I know how it feels in my hand. I know how it opens and shuts, I know how to set it. I know how compactly it folds up. I'm not sure why, but years and years ago, when I was a boy, a clock just like this ended up somehow in my possession, even though I didn't buy it or use it myself. I just remember it very, very well. When I spotted it, I recognized myself in it, long ago.

This one belonged to Dr. Martin Luther King, and it was his possession that day in Memphis when he walked out on the balcony of the motel where he was staying and was shot dead by a white man named James Earl Ray, who, with that bullet, made some white folks very happy and millions of black folks weep.

For someone my age, stunning familiarity stares at you when you're at the Martin Luther King National Site. This little travel alarm could have been mine, but this one was there in his motel room that night, standing on a table beside a bed he never slept in.

There was no choir loft in the church where I grew up, and no baptistry, but otherwise Ebenezer Baptist, the church he attended as a boy and where he preached as a clergyman isn't unlike the church I remember, front-and-center an oak communion table with "This Do. . ." carved beckoningly into the top, three throne-like chairs standing guard behind a single pulpit in the middle of the stage up front. It's not unfamiliar, even when you sit in a pew and imagine his family filing in.



I didn't grow up in the middle of a major American city like Dr. King, so the streets where he lived and the house he called home don't look much like mine and ours. But that doesn't mean there isn't a species of familiarity here either, a middle-class African-American section of Atlanta. 



It's still a wonder to stand out front on the street here, where a dozen or more old houses are being restored, and to think that once upon a time that little King boy was here, a kid who, with his neighborhood buddies, used to play in the fire station across the street. 

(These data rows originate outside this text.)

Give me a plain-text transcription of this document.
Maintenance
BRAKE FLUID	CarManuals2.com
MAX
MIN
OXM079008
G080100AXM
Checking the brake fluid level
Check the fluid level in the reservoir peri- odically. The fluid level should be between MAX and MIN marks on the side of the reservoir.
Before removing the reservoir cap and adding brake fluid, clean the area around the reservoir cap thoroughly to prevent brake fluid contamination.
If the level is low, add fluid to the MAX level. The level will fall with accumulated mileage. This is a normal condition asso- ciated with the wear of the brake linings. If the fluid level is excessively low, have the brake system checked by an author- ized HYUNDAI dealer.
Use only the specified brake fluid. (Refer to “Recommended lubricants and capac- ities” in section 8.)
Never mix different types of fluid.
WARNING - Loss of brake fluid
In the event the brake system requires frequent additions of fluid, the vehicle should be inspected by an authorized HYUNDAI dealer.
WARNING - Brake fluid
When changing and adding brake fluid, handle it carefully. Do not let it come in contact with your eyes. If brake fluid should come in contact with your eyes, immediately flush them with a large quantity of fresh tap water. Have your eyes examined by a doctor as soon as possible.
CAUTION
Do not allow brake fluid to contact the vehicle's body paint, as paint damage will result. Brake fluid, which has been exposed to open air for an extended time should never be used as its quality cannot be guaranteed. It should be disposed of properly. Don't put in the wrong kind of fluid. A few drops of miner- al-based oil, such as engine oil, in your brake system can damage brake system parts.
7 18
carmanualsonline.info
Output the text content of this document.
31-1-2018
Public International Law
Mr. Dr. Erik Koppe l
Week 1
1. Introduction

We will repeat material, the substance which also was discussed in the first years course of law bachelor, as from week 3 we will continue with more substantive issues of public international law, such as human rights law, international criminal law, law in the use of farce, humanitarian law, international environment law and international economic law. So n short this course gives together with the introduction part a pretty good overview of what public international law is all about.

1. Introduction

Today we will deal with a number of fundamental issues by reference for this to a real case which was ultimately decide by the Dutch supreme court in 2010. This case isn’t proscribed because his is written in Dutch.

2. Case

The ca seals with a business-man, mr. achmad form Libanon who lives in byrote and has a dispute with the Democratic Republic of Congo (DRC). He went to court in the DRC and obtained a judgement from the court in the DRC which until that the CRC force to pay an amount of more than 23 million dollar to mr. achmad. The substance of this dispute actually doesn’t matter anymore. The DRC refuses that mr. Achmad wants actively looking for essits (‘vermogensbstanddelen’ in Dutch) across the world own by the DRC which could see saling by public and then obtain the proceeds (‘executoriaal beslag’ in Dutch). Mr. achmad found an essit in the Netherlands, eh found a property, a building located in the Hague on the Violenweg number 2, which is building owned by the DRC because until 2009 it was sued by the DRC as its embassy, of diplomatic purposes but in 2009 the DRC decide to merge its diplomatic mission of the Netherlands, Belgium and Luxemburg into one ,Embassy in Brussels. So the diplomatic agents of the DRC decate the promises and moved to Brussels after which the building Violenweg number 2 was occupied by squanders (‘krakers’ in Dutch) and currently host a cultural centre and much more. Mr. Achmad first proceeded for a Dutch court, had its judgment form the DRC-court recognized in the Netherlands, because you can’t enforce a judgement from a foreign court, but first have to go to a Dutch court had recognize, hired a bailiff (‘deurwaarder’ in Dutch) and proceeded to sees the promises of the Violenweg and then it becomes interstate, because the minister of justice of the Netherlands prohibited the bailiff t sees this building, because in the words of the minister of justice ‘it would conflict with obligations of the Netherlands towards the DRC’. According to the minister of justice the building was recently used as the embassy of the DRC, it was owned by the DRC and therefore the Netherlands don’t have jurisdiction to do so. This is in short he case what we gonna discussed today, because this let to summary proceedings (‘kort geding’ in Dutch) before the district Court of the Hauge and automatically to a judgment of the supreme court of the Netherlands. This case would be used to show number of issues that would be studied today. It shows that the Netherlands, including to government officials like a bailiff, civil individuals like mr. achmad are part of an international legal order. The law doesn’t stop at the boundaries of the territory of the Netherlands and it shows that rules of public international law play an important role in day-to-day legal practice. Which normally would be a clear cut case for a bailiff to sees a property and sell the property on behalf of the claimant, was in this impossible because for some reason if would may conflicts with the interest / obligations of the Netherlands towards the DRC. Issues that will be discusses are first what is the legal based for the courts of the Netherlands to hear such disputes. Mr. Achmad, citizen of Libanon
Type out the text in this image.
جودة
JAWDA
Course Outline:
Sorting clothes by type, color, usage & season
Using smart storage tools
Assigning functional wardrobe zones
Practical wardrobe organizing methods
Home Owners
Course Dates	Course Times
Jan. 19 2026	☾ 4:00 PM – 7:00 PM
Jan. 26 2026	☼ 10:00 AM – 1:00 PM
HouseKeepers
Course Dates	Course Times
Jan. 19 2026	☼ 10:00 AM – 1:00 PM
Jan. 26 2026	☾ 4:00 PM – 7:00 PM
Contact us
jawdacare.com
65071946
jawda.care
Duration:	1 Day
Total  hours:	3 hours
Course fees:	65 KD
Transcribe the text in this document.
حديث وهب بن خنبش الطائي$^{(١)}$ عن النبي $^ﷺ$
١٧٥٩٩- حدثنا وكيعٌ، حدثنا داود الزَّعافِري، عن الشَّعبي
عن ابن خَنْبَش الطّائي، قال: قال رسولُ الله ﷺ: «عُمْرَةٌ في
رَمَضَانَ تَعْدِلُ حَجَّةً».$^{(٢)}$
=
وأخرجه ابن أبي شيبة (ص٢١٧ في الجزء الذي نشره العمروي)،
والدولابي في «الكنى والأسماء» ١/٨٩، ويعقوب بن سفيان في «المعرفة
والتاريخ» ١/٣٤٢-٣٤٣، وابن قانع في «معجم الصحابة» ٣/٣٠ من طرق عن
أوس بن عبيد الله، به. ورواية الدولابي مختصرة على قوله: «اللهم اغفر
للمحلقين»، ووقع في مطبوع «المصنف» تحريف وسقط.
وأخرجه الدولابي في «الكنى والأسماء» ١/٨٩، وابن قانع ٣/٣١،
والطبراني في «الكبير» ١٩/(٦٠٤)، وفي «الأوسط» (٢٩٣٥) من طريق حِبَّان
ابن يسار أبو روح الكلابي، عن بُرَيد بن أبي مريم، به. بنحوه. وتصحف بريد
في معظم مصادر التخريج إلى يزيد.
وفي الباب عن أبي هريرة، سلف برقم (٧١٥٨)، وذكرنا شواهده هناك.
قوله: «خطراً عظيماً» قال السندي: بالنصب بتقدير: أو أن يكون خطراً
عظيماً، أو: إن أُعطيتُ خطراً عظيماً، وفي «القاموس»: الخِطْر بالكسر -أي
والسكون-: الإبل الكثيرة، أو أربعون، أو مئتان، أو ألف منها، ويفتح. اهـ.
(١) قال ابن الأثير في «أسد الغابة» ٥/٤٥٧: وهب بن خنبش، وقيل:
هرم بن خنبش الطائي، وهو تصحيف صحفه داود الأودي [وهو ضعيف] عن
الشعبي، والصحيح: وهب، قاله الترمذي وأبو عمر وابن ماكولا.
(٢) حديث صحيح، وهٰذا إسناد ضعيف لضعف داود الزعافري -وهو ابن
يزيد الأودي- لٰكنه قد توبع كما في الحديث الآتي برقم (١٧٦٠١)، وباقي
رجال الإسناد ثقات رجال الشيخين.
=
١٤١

Dr. King wasn't of my generation--he'd be 88 years old today. And there's much in the Martin Luther King National Site that's not familiar, images and remembrances I'd rather not own or even remember, photographs of that time that make me and anyone else, black or white, shudder--chilling photographs frighteningly familiar but somehow unimaginable.








Where am I in this picture? For someone whose memory holds at least some of the story told in Dr. King's boyhood neighborhood, that question is not easy to answer. Who are my people? What did those I loved at the time see when they looked at this image a half century ago? Where did they stand? Why? It's easy to know how MLK got into this picture, but how did it happen exactly that we didn't?

Perhaps the most searing images are not photographs but words to move hearts and minds and souls, words no less difficult today than they were in 1968.